– Ну так ныряй, Барак! – воскликнул я.
Его неистовый порыв остыл, когда он вгляделся в грязную воду, взбаламученную таинственным созданием. Барак проворчал:
– Потом.
– Потом, – согласился я. – Не стоит его пугать. Он ведь никогда прежде не видел зверушки вроде тебя!
– Это уж точно, – озорно подтвердила Нура.
Нас охватило веселье. Умеющий сохранять достоинство Барак смеялся вместе со всеми.
Радостный огонек мелькнул в глазах Тибора, который по-прежнему следил за чудовищем.
– Прекрасная новость, друзья мои. Если здесь водится такая рыба, это означает, что есть и множество других.
– То есть как?
– Что едят рыбы? Рыбу. Мы плывем над миром, где подобные пожирают подобных. У нас под ногами большие пожирают маленьких. Скоро будем рыбачить.

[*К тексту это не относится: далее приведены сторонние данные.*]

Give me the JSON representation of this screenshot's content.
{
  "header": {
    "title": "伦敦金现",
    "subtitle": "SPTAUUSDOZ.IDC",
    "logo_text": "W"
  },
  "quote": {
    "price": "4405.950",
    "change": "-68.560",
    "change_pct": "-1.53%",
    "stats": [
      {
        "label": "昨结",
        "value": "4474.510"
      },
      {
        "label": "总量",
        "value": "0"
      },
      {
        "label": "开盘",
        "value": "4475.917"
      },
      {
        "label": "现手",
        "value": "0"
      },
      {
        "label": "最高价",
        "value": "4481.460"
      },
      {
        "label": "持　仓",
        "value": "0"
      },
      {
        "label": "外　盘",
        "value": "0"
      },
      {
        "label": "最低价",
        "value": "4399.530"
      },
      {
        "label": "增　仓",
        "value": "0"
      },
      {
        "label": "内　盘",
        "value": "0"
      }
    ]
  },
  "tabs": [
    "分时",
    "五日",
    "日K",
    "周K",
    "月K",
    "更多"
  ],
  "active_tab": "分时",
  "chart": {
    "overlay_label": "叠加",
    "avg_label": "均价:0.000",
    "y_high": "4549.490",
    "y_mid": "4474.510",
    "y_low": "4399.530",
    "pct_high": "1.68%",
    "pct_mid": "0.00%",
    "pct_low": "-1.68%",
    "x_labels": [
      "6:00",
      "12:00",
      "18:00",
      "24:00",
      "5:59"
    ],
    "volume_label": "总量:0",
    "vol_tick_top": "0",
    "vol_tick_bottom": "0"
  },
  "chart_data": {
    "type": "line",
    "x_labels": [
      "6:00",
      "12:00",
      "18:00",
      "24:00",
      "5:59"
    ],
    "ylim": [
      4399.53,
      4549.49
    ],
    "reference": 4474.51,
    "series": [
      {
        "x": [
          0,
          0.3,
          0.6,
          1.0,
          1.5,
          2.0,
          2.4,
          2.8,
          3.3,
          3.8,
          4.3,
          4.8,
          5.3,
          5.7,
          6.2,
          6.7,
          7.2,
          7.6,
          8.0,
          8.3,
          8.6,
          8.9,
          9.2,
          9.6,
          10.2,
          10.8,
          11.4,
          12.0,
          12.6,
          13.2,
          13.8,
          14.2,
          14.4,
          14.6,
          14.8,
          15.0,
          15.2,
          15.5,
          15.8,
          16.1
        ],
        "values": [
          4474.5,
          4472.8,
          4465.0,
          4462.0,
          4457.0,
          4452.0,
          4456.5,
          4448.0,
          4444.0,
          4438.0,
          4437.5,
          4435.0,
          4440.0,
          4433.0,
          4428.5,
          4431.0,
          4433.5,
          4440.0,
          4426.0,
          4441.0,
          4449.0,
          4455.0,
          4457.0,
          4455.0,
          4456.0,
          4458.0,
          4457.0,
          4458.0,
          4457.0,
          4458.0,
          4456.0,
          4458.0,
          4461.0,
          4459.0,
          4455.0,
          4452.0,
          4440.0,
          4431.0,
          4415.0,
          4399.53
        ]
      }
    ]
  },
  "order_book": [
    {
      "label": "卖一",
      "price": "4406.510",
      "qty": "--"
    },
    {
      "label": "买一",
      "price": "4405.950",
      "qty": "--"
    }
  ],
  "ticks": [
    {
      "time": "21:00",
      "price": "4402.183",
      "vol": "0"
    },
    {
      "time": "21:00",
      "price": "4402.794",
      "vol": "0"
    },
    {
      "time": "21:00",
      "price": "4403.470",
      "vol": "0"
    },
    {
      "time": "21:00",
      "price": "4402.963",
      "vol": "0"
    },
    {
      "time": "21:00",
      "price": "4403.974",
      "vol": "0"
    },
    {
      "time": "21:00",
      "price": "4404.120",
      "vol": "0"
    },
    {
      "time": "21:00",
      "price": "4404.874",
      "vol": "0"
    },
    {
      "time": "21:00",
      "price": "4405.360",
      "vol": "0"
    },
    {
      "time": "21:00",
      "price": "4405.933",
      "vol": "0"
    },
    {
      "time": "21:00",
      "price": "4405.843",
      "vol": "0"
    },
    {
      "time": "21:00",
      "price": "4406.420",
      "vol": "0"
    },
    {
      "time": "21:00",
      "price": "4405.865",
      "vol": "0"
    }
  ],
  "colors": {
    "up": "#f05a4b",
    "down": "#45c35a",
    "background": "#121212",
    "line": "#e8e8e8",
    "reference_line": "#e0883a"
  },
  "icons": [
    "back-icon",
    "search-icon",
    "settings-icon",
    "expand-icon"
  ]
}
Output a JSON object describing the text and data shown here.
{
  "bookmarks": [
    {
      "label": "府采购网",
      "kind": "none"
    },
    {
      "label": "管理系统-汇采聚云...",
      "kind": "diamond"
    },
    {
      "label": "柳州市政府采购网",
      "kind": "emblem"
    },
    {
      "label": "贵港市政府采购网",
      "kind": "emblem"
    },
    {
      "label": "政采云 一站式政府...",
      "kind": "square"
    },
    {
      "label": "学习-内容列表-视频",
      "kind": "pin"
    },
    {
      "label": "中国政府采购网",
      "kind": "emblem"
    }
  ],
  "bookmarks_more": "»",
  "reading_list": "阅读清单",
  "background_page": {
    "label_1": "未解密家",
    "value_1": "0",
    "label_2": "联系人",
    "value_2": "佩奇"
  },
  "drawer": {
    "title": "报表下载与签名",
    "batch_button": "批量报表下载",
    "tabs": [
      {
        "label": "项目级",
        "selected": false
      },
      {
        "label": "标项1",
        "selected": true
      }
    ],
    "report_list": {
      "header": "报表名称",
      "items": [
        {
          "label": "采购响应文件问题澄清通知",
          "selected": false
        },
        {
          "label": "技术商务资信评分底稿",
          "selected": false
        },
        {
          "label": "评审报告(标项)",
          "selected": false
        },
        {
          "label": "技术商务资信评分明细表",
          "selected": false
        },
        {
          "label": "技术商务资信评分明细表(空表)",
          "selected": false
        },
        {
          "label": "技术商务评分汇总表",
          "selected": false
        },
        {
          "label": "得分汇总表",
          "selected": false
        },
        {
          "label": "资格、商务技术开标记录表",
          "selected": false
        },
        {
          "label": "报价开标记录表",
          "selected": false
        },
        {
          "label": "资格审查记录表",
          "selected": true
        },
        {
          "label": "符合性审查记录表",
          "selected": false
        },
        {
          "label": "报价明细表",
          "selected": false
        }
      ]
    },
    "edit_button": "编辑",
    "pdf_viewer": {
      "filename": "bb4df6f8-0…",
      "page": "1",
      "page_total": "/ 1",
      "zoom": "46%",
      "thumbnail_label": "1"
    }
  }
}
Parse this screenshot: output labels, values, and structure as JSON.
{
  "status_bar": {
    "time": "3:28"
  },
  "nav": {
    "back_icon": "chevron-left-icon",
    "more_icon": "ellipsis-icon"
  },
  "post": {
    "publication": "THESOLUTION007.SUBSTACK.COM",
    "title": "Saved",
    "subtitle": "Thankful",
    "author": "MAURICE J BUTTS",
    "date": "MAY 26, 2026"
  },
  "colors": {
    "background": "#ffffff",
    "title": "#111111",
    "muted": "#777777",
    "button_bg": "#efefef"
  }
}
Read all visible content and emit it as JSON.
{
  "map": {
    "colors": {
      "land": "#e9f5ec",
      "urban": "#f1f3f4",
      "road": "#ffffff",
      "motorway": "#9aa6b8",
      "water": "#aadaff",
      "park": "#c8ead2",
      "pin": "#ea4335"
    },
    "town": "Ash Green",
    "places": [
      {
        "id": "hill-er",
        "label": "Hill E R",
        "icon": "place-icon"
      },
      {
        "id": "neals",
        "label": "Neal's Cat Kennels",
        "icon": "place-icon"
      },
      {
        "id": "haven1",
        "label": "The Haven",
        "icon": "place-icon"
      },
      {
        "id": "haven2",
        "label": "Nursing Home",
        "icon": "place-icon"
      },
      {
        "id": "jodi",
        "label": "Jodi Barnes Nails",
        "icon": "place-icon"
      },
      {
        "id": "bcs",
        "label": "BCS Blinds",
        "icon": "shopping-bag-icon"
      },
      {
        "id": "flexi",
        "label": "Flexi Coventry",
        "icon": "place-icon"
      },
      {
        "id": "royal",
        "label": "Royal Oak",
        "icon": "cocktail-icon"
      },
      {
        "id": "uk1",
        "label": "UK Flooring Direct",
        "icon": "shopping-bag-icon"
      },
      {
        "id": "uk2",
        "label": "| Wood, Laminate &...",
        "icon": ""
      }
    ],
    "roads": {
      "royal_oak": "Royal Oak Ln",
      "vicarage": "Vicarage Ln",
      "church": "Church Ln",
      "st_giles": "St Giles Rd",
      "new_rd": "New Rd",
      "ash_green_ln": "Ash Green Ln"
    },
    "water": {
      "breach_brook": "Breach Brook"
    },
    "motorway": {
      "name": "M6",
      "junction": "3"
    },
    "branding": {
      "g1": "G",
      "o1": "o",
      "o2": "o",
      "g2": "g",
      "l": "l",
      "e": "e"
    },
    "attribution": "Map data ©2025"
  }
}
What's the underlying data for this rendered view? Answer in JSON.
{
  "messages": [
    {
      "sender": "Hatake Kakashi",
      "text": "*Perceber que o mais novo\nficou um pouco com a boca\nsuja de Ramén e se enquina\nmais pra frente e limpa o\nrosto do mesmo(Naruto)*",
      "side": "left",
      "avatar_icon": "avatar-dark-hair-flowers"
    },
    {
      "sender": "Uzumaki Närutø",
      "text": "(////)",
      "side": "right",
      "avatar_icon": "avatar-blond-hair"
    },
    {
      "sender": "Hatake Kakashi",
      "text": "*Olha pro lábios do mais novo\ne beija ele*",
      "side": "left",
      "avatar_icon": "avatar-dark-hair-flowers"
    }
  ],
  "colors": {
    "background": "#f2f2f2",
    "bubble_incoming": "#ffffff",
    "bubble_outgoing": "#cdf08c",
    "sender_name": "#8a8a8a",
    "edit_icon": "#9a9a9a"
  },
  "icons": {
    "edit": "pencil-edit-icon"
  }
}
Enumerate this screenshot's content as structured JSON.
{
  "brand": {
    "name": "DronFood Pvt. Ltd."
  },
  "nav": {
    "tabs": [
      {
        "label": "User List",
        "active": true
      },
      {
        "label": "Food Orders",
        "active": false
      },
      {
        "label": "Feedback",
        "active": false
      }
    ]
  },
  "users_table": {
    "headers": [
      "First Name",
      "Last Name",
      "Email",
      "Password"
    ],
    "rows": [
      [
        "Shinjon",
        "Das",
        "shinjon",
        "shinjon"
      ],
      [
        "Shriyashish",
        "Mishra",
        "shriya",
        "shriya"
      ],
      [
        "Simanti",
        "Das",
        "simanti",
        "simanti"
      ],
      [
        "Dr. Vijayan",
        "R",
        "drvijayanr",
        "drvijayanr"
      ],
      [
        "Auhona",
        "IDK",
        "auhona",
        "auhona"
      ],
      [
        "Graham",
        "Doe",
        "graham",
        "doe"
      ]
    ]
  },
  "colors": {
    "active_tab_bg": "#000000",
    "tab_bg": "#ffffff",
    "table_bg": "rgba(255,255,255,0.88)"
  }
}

Убежденные в справедливости подобного рассуждения, мы согласились. Вглядываясь в белеющий горизонт, Нура вздрогнула:
– Папа, а как это Озеро так быстро создало подобное животное?
– Это…
Тибор развернулся и, покидая нас, бросил:
– Спросите Дерека. Нет такого вопроса, на который у него не нашлось бы ответа. Людей, которые ничего не знают, определяют именно по этому признаку: они знают все!
Вечером Мама сообщила мне, что ребенок больше не страдает: Прок уснул в ее объятиях вечным сном. Как это часто бывало в трудные моменты, она не плакала – обычно она проливала потоки слез в самых безобидных ситуациях; Мама просто оперлась на меня, чтобы не упасть. Ее лицо, обрамленное серебристыми волосами, которые она теперь взбивала больше, чем прежде, выражало глубокую усталость и изнурение, которое поражает не только тело, но и дух.
– Нам следовало бы отдать Прока Озеру, – предложила она. – Он соединится со своими отцом и матерью, которые уже там.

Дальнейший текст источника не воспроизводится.